Slyvia is an OW profile holder and serves on the Intersectionality Committee.

The horrifying discovery that Mormon founding mother and proto-feminist Eliza R. Snow was repeatedly sexually assaulted brought attention to the problematic aspects of sexuality in Mormonism. This finding is especially striking in the context of polygamy during the notoriously uptight Victorian era. Imagine enduring and surviving this experience in secrecy, and only recorded as dark whispered conversations among trusted women around kitchen tables. No counselors, no rape kits, no police reports, no justice, – that was the reality of women’s sexual vulnerabilities until fairly recently.

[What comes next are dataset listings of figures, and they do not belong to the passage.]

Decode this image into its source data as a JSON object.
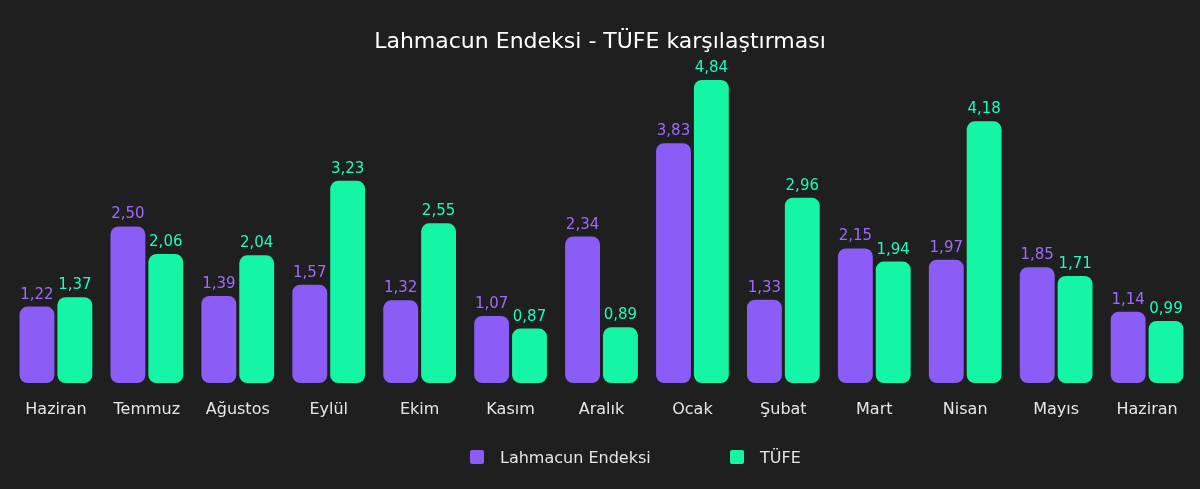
{
  "chart_data": {
    "type": "bar",
    "title": "Lahmacun Endeksi - TÜFE karşılaştırması",
    "categories": [
      "Haziran",
      "Temmuz",
      "Ağustos",
      "Eylül",
      "Ekim",
      "Kasım",
      "Aralık",
      "Ocak",
      "Şubat",
      "Mart",
      "Nisan",
      "Mayıs",
      "Haziran"
    ],
    "series": [
      {
        "name": "Lahmacun Endeksi",
        "color": "#8b5cf6",
        "values": [
          1.22,
          2.5,
          1.39,
          1.57,
          1.32,
          1.07,
          2.34,
          3.83,
          1.33,
          2.15,
          1.97,
          1.85,
          1.14
        ],
        "value_labels": [
          "1,22",
          "2,50",
          "1,39",
          "1,57",
          "1,32",
          "1,07",
          "2,34",
          "3,83",
          "1,33",
          "2,15",
          "1,97",
          "1,85",
          "1,14"
        ]
      },
      {
        "name": "TÜFE",
        "color": "#14f5a5",
        "values": [
          1.37,
          2.06,
          2.04,
          3.23,
          2.55,
          0.87,
          0.89,
          4.84,
          2.96,
          1.94,
          4.18,
          1.71,
          0.99
        ],
        "value_labels": [
          "1,37",
          "2,06",
          "2,04",
          "3,23",
          "2,55",
          "0,87",
          "0,89",
          "4,84",
          "2,96",
          "1,94",
          "4,18",
          "1,71",
          "0,99"
        ]
      }
    ],
    "legend": "bottom"
  }
}
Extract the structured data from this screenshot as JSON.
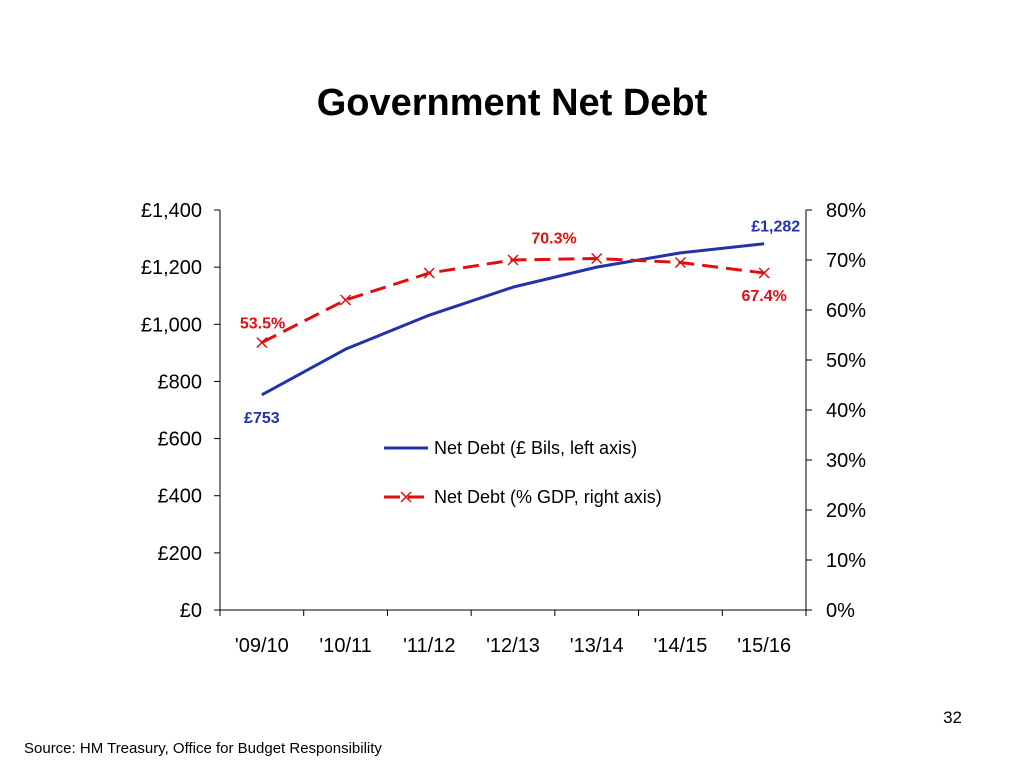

As tragic as Sister Snow’s experience was, contemporary accounts often ignored the parallel reality of women of color in the 19th century. Native American and African-American women were not even considered as legally human at the time; in post-Civil War America, the frustrated promises of the Reconstruction era still left African-American women with the same vulnerabilities, and the systematic forced displacement of the entire Native American nations further erased the presence of women of color. We will never know how many women of color, often considered public property, were victims of sexual violence. The few stories we have, again handed down as whispered conversations, are only hints at a broader context where women of color were fair game for predators.

Even now, the repercussions still linger. Because of interlocking and overlapping legal structures, Native American women experience high rates of rape and sexual assault with little recourse. The Mormon church is not immune; recently two Navajo siblings filed suit alleging that the church did nothing to stop sexual abuse while they were placed in a church program for Native American children. Given the church’s own checkered history on addressing sexual abuse and racism, one can imagine the multiple layers of secrecy and shame when a Mormon person of color is subjected to sexual assault.

We will never know how many nameless, invisible, non-white women, then and now, who underwent the same fate as Sister Snow. We can only guess – and remember, “for and on behalf of.”